When Howard University men’s basketball coach Kenneth Blakeney proposed selling equity in his program to private investors, many called it radical. Bold. Even risky. But a few months later, one of college sports’ biggest brands is taking a strikingly similar path—making Blakeney’s HBCU-born vision feel prophetic.
The University of Kentucky recently announced the creation of Champions Blue LLC, a first-of-its-kind restructuring of its athletic department into a limited liability company.The goal? Supercharge Name, Image, and Likeness (NIL) efforts and secure long-term financial firepower in a fast-shifting NCAA landscape.
Back in January, Blakeney—who led Howard to back-to-back MEAC championships in 2023 and 2024—outlined a plan to raise $100 million through private investment. His pitch: build infrastructure, fund NIL packages, and stabilize the program’s future without waiting on university coffers. The proposal hasn’t been formally adopted at Howard, but it lit a fire under conversations around HBCU funding models.
Kentucky’s version, now in motion, grants it the power to court corporate deals while maintaining public university oversight. Under Champions Blue LLC, UK coaches and staff remain state employees, but the program itself gains the flexibility of a private enterprise—potentially creating a major recruiting edge as NCAA policy shifts toward direct athlete compensation.
“The economics of college sports are changing faster than most schools can adapt,” said one Kentucky administrator. “This structure lets us lead rather than follow.”

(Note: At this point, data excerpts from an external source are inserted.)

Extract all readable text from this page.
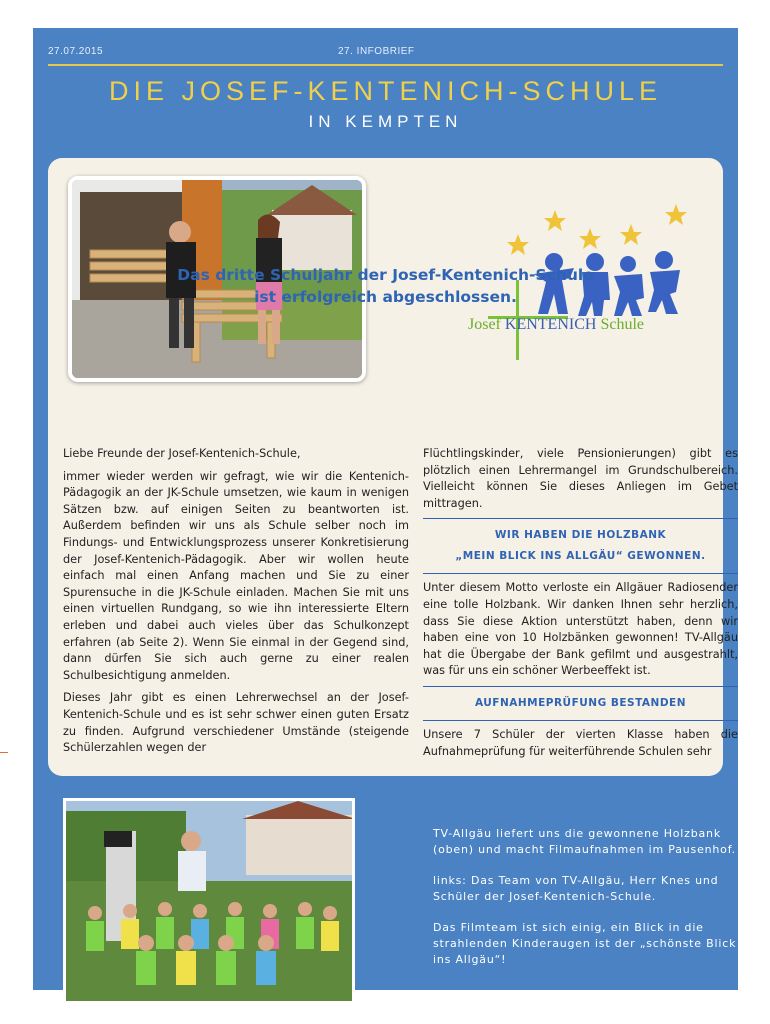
27.07.2015	27. INFOBRIEF
DIE JOSEF-KENTENICH-SCHULE
IN KEMPTEN
Josef KENTENICH Schule
Das dritte Schuljahr der Josef-Kentenich-Schule
ist erfolgreich abgeschlossen.

Liebe Freunde der Josef-Kentenich-Schule,

immer wieder werden wir gefragt, wie wir die Kentenich-Pädagogik an der JK-Schule umsetzen, wie kaum in wenigen Sätzen bzw. auf einigen Seiten zu beantworten ist. Außerdem befinden wir uns als Schule selber noch im Findungs- und Entwicklungsprozess unserer Konkretisierung der Josef-Kentenich-Pädagogik. Aber wir wollen heute einfach mal einen Anfang machen und Sie zu einer Spurensuche in die JK-Schule einladen. Machen Sie mit uns einen virtuellen Rundgang, so wie ihn interessierte Eltern erleben und dabei auch vieles über das Schulkonzept erfahren (ab Seite 2). Wenn Sie einmal in der Gegend sind, dann dürfen Sie sich auch gerne zu einer realen Schulbesichtigung anmelden.

Dieses Jahr gibt es einen Lehrerwechsel an der Josef-Kentenich-Schule und es ist sehr schwer einen guten Ersatz zu finden. Aufgrund verschiedener Umstände (steigende Schülerzahlen wegen der

Flüchtlingskinder, viele Pensionierungen) gibt es plötzlich einen Lehrermangel im Grundschulbereich. Vielleicht können Sie dieses Anliegen im Gebet mittragen.

WIR HABEN DIE HOLZBANK
„MEIN BLICK INS ALLGÄU“ GEWONNEN.

Unter diesem Motto verloste ein Allgäuer Radiosender eine tolle Holzbank. Wir danken Ihnen sehr herzlich, dass Sie diese Aktion unterstützt haben, denn wir haben eine von 10 Holzbänken gewonnen! TV-Allgäu hat die Übergabe der Bank gefilmt und ausgestrahlt, was für uns ein schöner Werbeeffekt ist.

AUFNAHMEPRÜFUNG BESTANDEN

Unsere 7 Schüler der vierten Klasse haben die Aufnahmeprüfung für weiterführende Schulen sehr

TV-Allgäu liefert uns die gewonnene Holzbank (oben) und macht Filmaufnahmen im Pausenhof.

links: Das Team von TV-Allgäu, Herr Knes und Schüler der Josef-Kentenich-Schule.

Das Filmteam ist sich einig, ein Blick in die strahlenden Kinderaugen ist der „schönste Blick ins Allgäu“!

And yet, it was Blakeney—coaching at an HBCU with a fraction of Kentucky’s resources—who had the foresight to think this way first.
Blakeney’s idea wasn’t just about dollars. It was about ownership. About building generational wealth for athletes, modernizing how we view collegiate sports programs, and giving schools like Howard a fighting chance in a stacked system.
Now, with Kentucky leading the charge, the rest of the nation is watching.
So should HBCUs.
Blakeney may not have inked the deal yet, but the blueprint is on the table. And if Power Four giants are following his lead, maybe it’s time HBCUs start investing in their own innovators.